Die Kaperung der Corona-Demos durch Rechtsextremisten in Berlin mit der Beinahe-Stürmung des Bundestags hat zu Recht Aufregung ausgelöst. Sie war so gross, dass die eigentliche Botschaft dieser Demonstrationen, die es an vielen Orten – auch in Zürich – gab, aus dem Blick geriet. Die angeblich «ganz normalen» Leute, die gegen staatlich verordnete Schutzmassnahmen auf die Strasse gehen, nehmen ihre demokratischen Freiheitsrechte in Anspruch. Diese stehen ihnen selbstverständlich zu, und das Demonstrationsrecht fällt denn auch beim behördlichen und gerichtlichen Abwägen über Bewilligung oder Verbot solcher Manifestationen neben dem Gesundheitsschutz stark ins Gewicht.

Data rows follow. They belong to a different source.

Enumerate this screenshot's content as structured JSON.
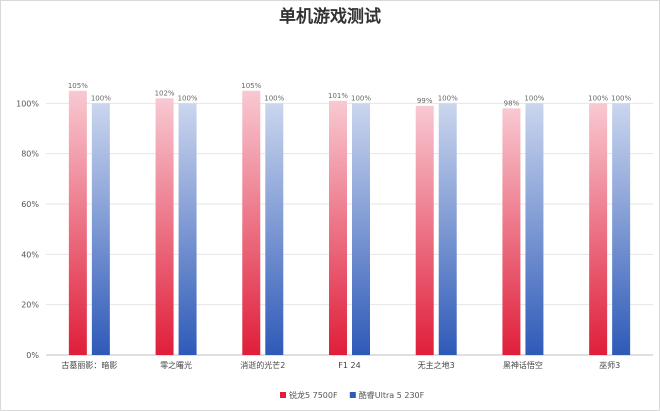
{
  "chart_data": {
    "type": "bar",
    "title": "单机游戏测试",
    "xlabel": "",
    "ylabel": "",
    "categories": [
      "古墓丽影：暗影",
      "零之曙光",
      "消逝的光芒2",
      "F1 24",
      "无主之地3",
      "黑神话悟空",
      "巫师3"
    ],
    "series": [
      {
        "name": "锐龙5 7500F",
        "values": [
          105,
          102,
          105,
          101,
          99,
          98,
          100
        ],
        "labels": [
          "105%",
          "102%",
          "105%",
          "101%",
          "99%",
          "98%",
          "100%"
        ],
        "color_top": "#f8c9d2",
        "color_bottom": "#e01e3a"
      },
      {
        "name": "酷睿Ultra 5 230F",
        "values": [
          100,
          100,
          100,
          100,
          100,
          100,
          100
        ],
        "labels": [
          "100%",
          "100%",
          "100%",
          "100%",
          "100%",
          "100%",
          "100%"
        ],
        "color_top": "#cbd6ee",
        "color_bottom": "#2e5ab8"
      }
    ],
    "yticks": [
      "0%",
      "20%",
      "40%",
      "60%",
      "80%",
      "100%"
    ],
    "ylim": [
      0,
      120
    ],
    "grid": true,
    "legend_position": "bottom-center"
  }
}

Was allerdings irritiert, ist das schrille Pathos, mit dem diese diffuse Bewegung sich als unterdrücktes, von einer diktatorischen Regierung unmündig gehaltenes und von den Medien systematisch belogenes Volk in Szene setzt. Die ständig repetierten treuherzigen Ansagen – man wolle ja nur Fragen stellen, man sei halt irritiert über gewisse Unstimmigkeiten bei Expertisen und Massnahmen, so gut wie jedermann kenne bezeichnenderweise persönlich keinen einzigen Corona-Fall – passen in keiner Weise zum aggressiven Auftritt und zur apokalyptischen Tonalität der Demonstrationen.
Nicht nur die Auswüchse, sondern mindestens ebenso sehr die angeblich im Normalbereich liegenden Hauptströmungen dieser Bewegung von Corona-Leugnern sind bedenklich. Und zwar wegen der Art, wie hier ein politischer Dissens zum völligen Abbruch der Kommunikation mit dem Ganzen der Gesellschaft führt. Konflikte sind normal, politischer Streit kann produktiv sein. Doch damit demokratische Politik möglich bleibt, braucht es ein gesellschaftliches Gewebe, das divergierende Gruppen, Sichtweisen und Interessen soweit zusammenhält, dass sie einander wahrnehmen. Feindselige Abschottung hingegen zielt darauf ab, solche Verbindungen aufzulösen. Das unter doktrinären Corona-Leugnern herrschende Meinungsklima ist beunruhigender als die Reichskriegsflaggen vor dem Bundestag.